Empty Nester

When last we checked in with the Black-capped Chickadee family, there were 4 live chicks and an egg.

Black-capped Chickadees on May 11, 2019. Photo by Jamie Simo.

About a week after hatching, the chicks were beginning to look more like birds. Feathers were growing down their backs and starting on their wings. Although their eyes wouldn’t open for another 4 or 5 days, they were already starting to preen like adult birds. Clearly this is an innate behavior in chickadees as there’s no way they could mimic what they couldn’t see either parent do.

Black-capped Chickadee gathering suet for his/her brood. Photo by Jamie Simo.

While only the female Black-capped Chickadee incubates the chicks, both parents are active in feeding. As mentioned previously, sometimes the male will also do some mate-feeding, which the female then passes along to the chicks. The mystery of what the parents were feeding became clear as I saw the chickadee parents on my suet feeders often. Sometimes though I caught sight of them feeding a moth or a caterpillar. More and more, the female would tip herself beak down into the nest after feedings and poke around. I believe this was so she could expand the nest to accommodate her growing brood.

Black-capped Chickadee quartet on May 20, 2019. Photo by Jamie Simo.

By week 2, the chickadee chicks were starting to look more like chickadees and were getting more vocal, clambering to be the first to get the food offered by their parents. Due to the small confines of the nest, they would often lay on top of one another seemingly without much of an issue. I thought this made sense because I thought they also roost together to keep warm in winter, but apparently unlike other birds like bluebirds, chickadees roost singly.

Most of the literature I’ve read says that Black-capped Chickadees take 16 days from hatching to fledging, but on day 15, other than exercising their wings a bit, they showed no real hurry to fly. Granted, this may be due to a late snow that occurred right around the stated fledge date, although chickadees fledged on day 19 at this nest in New York, which the author notes is the average for their yard.

Extreme closeup as one chick explores what its wings can do. Photo by Jamie Simo.

May 25th, day 20, was the appointed day. The chicks were VERY busy hopping around the box and flapping their wings beforehand. Probably because they had some extra days to prepare, they fledged in quick succession.
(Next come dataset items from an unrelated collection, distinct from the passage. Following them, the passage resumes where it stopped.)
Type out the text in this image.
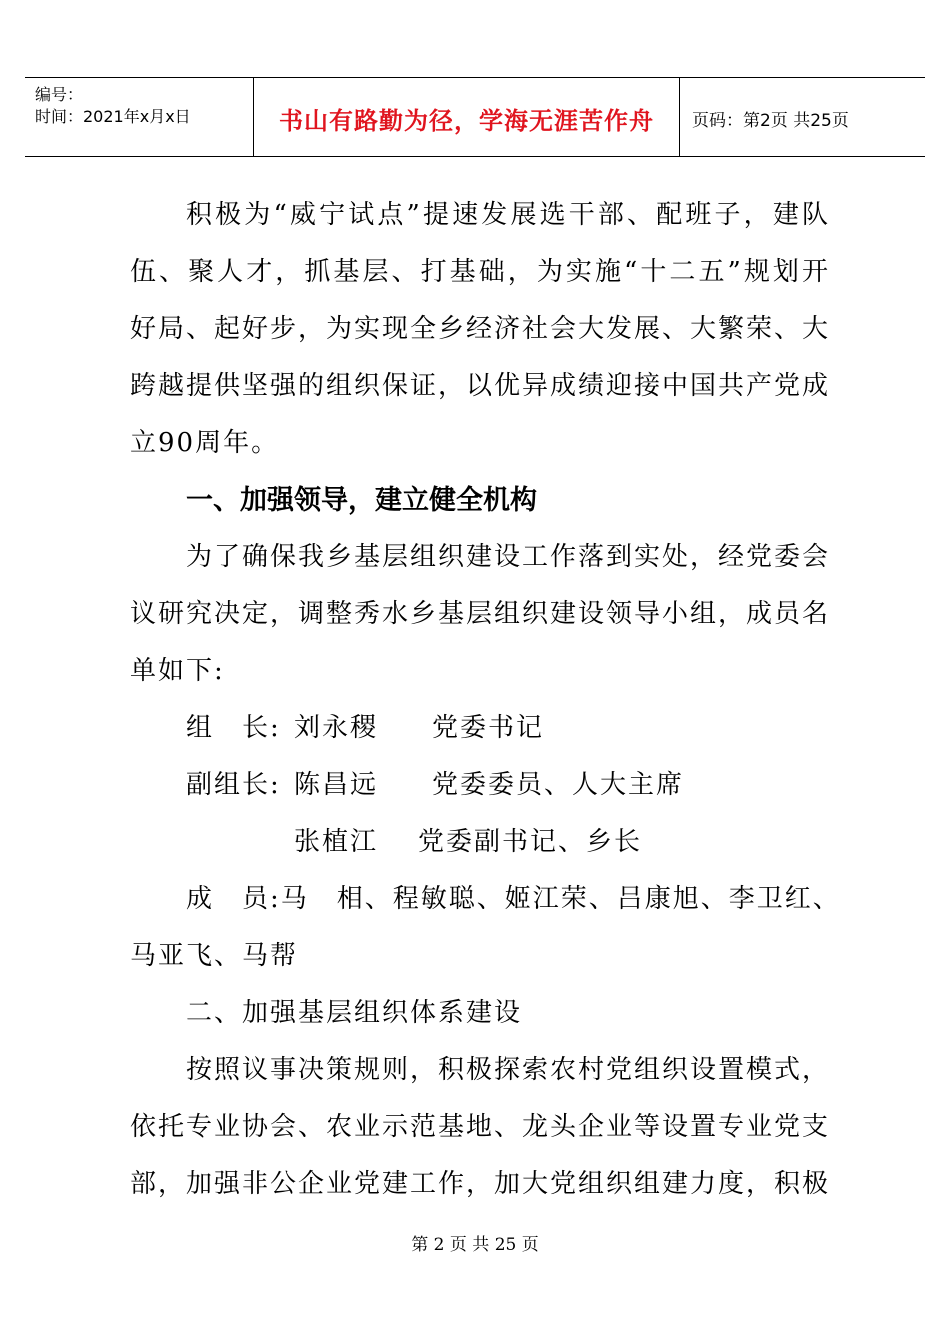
编号：
时间：2021年x月x日	书山有路勤为径，学海无涯苦作舟	页码：第2页 共25页

积极为“威宁试点”提速发展选干部、配班子，建队伍、聚人才，抓基层、打基础，为实施“十二五”规划开好局、起好步，为实现全乡经济社会大发展、大繁荣、大跨越提供坚强的组织保证，以优异成绩迎接中国共产党成立90周年。

一、加强领导，建立健全机构

为了确保我乡基层组织建设工作落到实处，经党委会议研究决定，调整秀水乡基层组织建设领导小组，成员名单如下:

组　长: 刘永稷 党委书记
副组长: 陈昌远 党委委员、人大主席
张植江 党委副书记、乡长
成　员:马　相、程敏聪、姬江荣、吕康旭、李卫红、
马亚飞、马帮

二、加强基层组织体系建设

按照议事决策规则，积极探索农村党组织设置模式，依托专业协会、农业示范基地、龙头企业等设置专业党支部，加强非公企业党建工作，加大党组织组建力度，积极

第 2 页 共 25 页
All but one chick had fledged by the time I got outside with my camera around 8am.

The last fledgling checks out the outside world prior to fledging. Photo by Jamie Simo

While the parents flitted around, calling encouragement, the chick would hop up to the hole, stretch out and look around for a few seconds, calling back, then disappear back inside. Finally, the chick decided to take the plunge and jumped out of the hole, fluttering the few feet into the nearby aspen saplings.

I haven’t seen the chicks since, but I’ve seen adult chickadees, presumably the parents, at my feeders. I can only hope the chicks are doing okay, though the fledgling period is the most dangerous for young birds. If they have survived, they’ll be just about ready to leave their parents and go off on their own; Black-capped Chickadee fledglings typically only stay with their parents for about 10 days.

The infertile Black-capped Chickadee egg that had been buried in the nest. Photo by Jamie Simo.

And now, the mystery of the egg. When I cleaned out the box, the nest was pretty dirty and unkempt, but I didn’t initially see the infertile egg. Feeling the nest though, I definitely felt something hard. Sure enough, mama chickadee had buried the egg deep inside the nest. With their small beaks, I suppose this was more efficient than trying to pick up the egg and remove it from the nest as the Northern Flickers did.

Good luck, little chickadees! I hope I see you again even if I don’t recognize you!